We will assemble in Yamagata to look closely at some exemplary films and discuss what they and their makers have to say about both filmmaking and viewing. Inspired by the writings of Bill Nichols and Vivian Sobchak, we organize the discussion at the heart of the program into a set of “gazes” built into the spatial and temporal architecture of documentaries.

SIX GAZES

We can divide these six gazes into two sets. The first involve the filmmaker reaching outward, actively engaging the world before the camera. The interventional gaze involves an ethic of commitment and solidarity, often with people in some kind of danger. While this gaze closes the distance between filmmaker and subject, the humane gaze inserts some space, often for safety’s sake. At the same time, the filmmaker closes the gap through empathy and action, a motivation for the greater good. The difference is that the interventional is sometimes marked by an ethic of irresponsibility, prompting harsh judgments from viewers. This can make it more akin to the professional gaze, which sits at the boundary of the ethical. This is an ambivalent, detached relation to the world usually underlying claims of objectivity, and is often aligned with the codes of ethics of institutions like medicine, the police, or the military.

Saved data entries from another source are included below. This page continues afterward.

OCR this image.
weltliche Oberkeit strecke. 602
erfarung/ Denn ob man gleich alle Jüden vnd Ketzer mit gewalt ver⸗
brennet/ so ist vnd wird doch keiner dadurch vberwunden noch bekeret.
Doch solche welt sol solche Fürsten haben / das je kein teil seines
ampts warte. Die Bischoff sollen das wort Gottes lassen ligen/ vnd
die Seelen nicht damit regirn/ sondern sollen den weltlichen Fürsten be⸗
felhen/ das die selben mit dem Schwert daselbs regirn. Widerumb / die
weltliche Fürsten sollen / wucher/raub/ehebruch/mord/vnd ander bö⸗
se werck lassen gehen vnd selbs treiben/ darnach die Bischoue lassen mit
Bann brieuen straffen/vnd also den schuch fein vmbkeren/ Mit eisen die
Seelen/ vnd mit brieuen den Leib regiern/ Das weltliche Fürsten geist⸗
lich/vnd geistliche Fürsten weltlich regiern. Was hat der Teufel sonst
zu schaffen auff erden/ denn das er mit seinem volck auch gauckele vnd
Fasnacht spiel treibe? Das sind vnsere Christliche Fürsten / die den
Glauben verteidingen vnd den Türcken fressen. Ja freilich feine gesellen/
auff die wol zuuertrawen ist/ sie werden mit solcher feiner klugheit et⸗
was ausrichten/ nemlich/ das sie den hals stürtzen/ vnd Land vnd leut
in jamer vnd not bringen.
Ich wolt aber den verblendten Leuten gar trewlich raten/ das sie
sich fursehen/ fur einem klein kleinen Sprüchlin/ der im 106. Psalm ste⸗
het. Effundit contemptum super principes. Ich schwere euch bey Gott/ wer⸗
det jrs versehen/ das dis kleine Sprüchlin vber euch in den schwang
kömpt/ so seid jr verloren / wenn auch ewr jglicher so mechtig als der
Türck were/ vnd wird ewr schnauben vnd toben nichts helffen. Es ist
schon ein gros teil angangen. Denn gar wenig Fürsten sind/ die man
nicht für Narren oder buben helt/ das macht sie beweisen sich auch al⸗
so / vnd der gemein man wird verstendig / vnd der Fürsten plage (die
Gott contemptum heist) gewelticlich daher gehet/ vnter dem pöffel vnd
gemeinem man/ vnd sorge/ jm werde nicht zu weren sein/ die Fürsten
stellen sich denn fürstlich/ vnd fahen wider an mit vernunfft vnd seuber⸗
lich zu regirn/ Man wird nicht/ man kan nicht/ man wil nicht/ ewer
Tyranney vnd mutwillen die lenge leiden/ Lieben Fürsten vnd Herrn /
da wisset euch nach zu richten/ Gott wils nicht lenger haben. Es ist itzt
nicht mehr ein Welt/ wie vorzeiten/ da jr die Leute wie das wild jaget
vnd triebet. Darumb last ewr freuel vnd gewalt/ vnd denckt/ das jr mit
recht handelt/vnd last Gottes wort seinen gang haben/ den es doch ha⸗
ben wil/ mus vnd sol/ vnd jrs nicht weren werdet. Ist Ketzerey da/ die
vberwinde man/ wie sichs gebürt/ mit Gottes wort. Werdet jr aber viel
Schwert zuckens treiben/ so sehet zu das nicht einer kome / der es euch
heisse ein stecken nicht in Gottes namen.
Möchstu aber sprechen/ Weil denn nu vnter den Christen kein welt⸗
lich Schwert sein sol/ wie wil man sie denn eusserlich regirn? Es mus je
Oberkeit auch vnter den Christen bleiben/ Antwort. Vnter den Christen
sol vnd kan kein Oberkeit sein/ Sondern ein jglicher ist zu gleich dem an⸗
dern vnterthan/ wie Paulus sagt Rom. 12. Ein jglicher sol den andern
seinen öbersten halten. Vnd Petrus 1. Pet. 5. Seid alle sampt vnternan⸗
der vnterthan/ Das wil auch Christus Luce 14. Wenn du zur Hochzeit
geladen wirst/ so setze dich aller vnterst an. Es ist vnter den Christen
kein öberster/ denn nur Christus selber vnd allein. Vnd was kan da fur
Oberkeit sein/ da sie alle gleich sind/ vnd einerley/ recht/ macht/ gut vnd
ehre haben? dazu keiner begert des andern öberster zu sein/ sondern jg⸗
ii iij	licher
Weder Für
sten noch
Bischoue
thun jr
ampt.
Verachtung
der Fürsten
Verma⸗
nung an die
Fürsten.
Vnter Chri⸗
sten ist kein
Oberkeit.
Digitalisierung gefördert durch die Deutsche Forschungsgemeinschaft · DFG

The second set of gazes stress the relationship of the filmmaker and his or her audience, rather than the filmmaker and the world. The endangered gaze shows the filmmaker at risk, invoking an ethic of courage for the sake of making the world a safer place. The helpless gaze involves an ethic of sympathy that may not affect the events taking place, but is often critical of the violence or power underlying them. Finally, there is the accidental gaze that is driven by an ethic of inquisitiveness, one that can sometimes imply anything from morbid curiosity to sadistic voyeurism. Needless to say, these gazes appear in many combinations. Some films are dominated by a single gaze; other shift from one to another. Our discussions will pivot around clips from many films from around the world and many moments in history.

There will be three other major discussions in this program. On one evening we gather to consider “fair use” as an ethical issue critical to a lively documentary culture and a healthy democracy. On another, there will be a dialogue between two directors whose work raises a multiplicity of issues—Joshua Oppenheimer and Hara Kazuo. Finally, directors from the “Cinema With Us 2013” program will meet to talk about the particular challenges of making films about the ongoing triple disaster of 311.

We highlight a small set of films that inspire us to think about documentary ethics in all their complexity. We have avoided films that invite bashing. Our program is not about blustery criticism or self-righteous posing. Rather, these films are impressive works of documentary art that challenge us as viewers to think critically. This is because our stance as programmers is that ethics are nothing other than a toolbox for filmmakers—that the more filmmakers engage with the ethical dimensions of their craft, the more they will create powerful, intricate, and satisfying films.